From the Guidelines
This 31-year-old female with intermittent palpitations and a heart rate showing sinus rhythm with a range of 40-97 beats per minute (bpm) and a 2.4-second pause should be referred for further cardiac evaluation. The Holter monitor findings of sinus bradycardia (as low as 40 beats per minute), significant heart rate variability (40-97 bpm), and especially the 2.4-second pause are concerning and warrant specialist assessment, as they exceed the normal limits defined in the 2019 ACC/AHA/HRS guideline on the evaluation and management of patients with bradycardia and cardiac conduction delay 1. This pause could indicate sinus node dysfunction or other conduction abnormalities, such as those described in Table 3 of the guideline, including sinus node arrest or sinoatrial exit block. The patient's symptoms of palpitations correlating with these findings further support the need for referral to a cardiologist or cardiac electrophysiologist. Some key points to consider in the referral process include:
- The patient's heart rate variability and pause duration, which may indicate underlying conduction tissue disease or sinus node dysfunction, as defined in the guideline 1
- The importance of avoiding exacerbating factors, such as excessive caffeine, alcohol, and stimulants, while awaiting specialist assessment
- The need for the patient to seek immediate medical attention if she experiences syncope (fainting), pre-syncope, severe dizziness, or chest pain The specialist will likely perform additional testing, such as:
- An echocardiogram to assess cardiac structure and function
- Extended monitoring to further evaluate heart rate variability and conduction
- Exercise stress testing to determine if intervention, such as medication adjustment or pacemaker placement, is necessary based on symptom severity and underlying cardiac function, as recommended in the guideline 1.
From the Research
Evaluation of Palpitations
The patient's symptoms of intermittent palpitations and a heart rate showing sinus rhythm with a range of 40-97 beats per minute (bpm) and a 2.4-second pause require further evaluation.

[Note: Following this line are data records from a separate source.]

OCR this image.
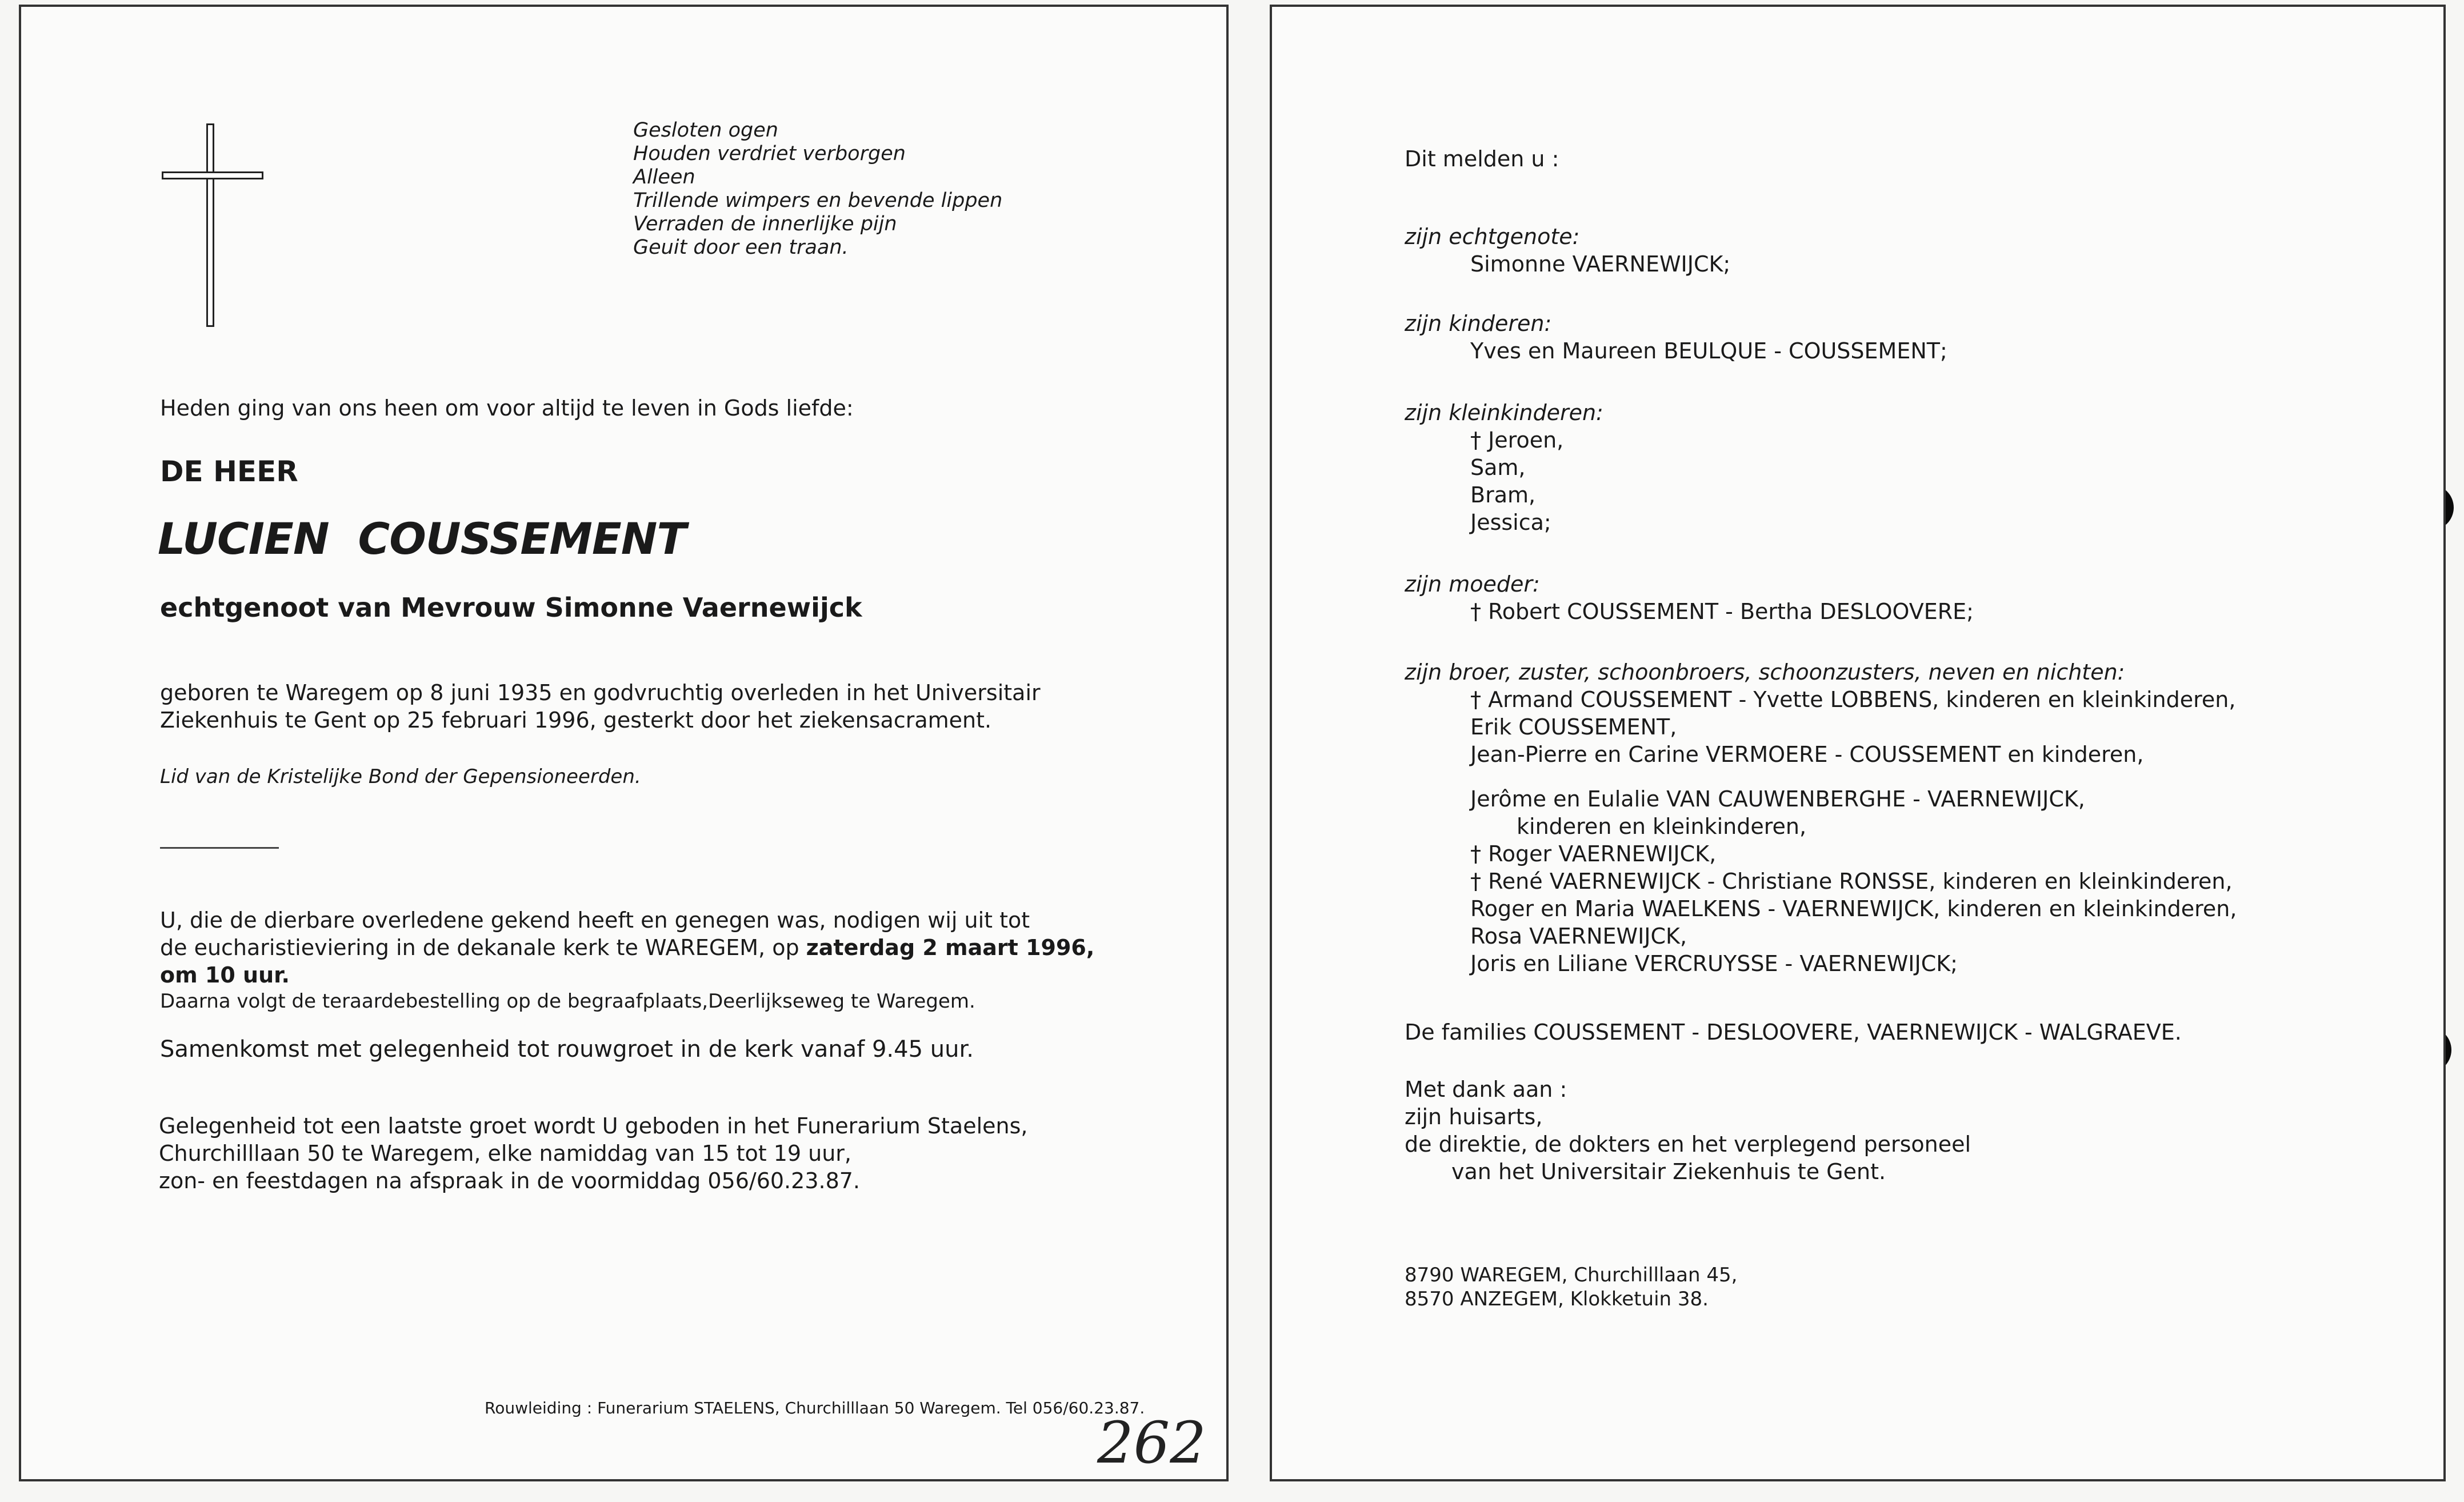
Gesloten ogen
Houden verdriet verborgen
Alleen
Trillende wimpers en bevende lippen
Verraden de innerlijke pijn
Geuit door een traan.
Heden ging van ons heen om voor altijd te leven in Gods liefde:
DE HEER
LUCIEN  COUSSEMENT
echtgenoot van Mevrouw Simonne Vaernewijck
geboren te Waregem op 8 juni 1935 en godvruchtig overleden in het Universitair
Ziekenhuis te Gent op 25 februari 1996, gesterkt door het ziekensacrament.
Lid van de Kristelijke Bond der Gepensioneerden.
U, die de dierbare overledene gekend heeft en genegen was, nodigen wij uit tot
de eucharistieviering in de dekanale kerk te WAREGEM, op zaterdag 2 maart 1996,
om 10 uur.
Daarna volgt de teraardebestelling op de begraafplaats,Deerlijkseweg te Waregem.
Samenkomst met gelegenheid tot rouwgroet in de kerk vanaf 9.45 uur.
Gelegenheid tot een laatste groet wordt U geboden in het Funerarium Staelens,
Churchilllaan 50 te Waregem, elke namiddag van 15 tot 19 uur,
zon- en feestdagen na afspraak in de voormiddag 056/60.23.87.
Rouwleiding : Funerarium STAELENS, Churchilllaan 50 Waregem. Tel 056/60.23.87.
262
Dit melden u :
zijn echtgenote:
Simonne VAERNEWIJCK;
zijn kinderen:
Yves en Maureen BEULQUE - COUSSEMENT;
zijn kleinkinderen:
† Jeroen,
Sam,
Bram,
Jessica;
zijn moeder:
† Robert COUSSEMENT - Bertha DESLOOVERE;
zijn broer, zuster, schoonbroers, schoonzusters, neven en nichten:
† Armand COUSSEMENT - Yvette LOBBENS, kinderen en kleinkinderen,
Erik COUSSEMENT,
Jean-Pierre en Carine VERMOERE - COUSSEMENT en kinderen,
Jerôme en Eulalie VAN CAUWENBERGHE - VAERNEWIJCK,
kinderen en kleinkinderen,
† Roger VAERNEWIJCK,
† René VAERNEWIJCK - Christiane RONSSE, kinderen en kleinkinderen,
Roger en Maria WAELKENS - VAERNEWIJCK, kinderen en kleinkinderen,
Rosa VAERNEWIJCK,
Joris en Liliane VERCRUYSSE - VAERNEWIJCK;
De families COUSSEMENT - DESLOOVERE, VAERNEWIJCK - WALGRAEVE.
Met dank aan :
zijn huisarts,
de direktie, de dokters en het verplegend personeel
van het Universitair Ziekenhuis te Gent.
8790 WAREGEM, Churchilllaan 45,
8570 ANZEGEM, Klokketuin 38.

- The patient's history, physical examination, and basic electrocardiogram are essential in evaluating palpitations and may be crucial to finding a diagnosis 2.
- The presence of a 2.4-second pause may indicate sick sinus syndrome, which is a collection of disorders marked by the heart's inability to perform its pacemaking function 3.
Diagnostic Approach
The diagnostic approach to palpitations includes:
- Ambulatory electrocardiographic (ECG) monitoring, which is usually indicated if the etiology of palpitations cannot be determined from the patient's history, physical examination, and resting ECG 4.
- Event monitors, which are more effective and cost-effective than Holter monitors for most patients 5.
- Holter monitoring for 24 to 48 hours may be appropriate in patients with daily palpitations 4.
Referral Considerations
Considering the patient's age and symptoms, referral to a cardiologist or an electrophysiologist may be necessary to further evaluate and manage the patient's condition.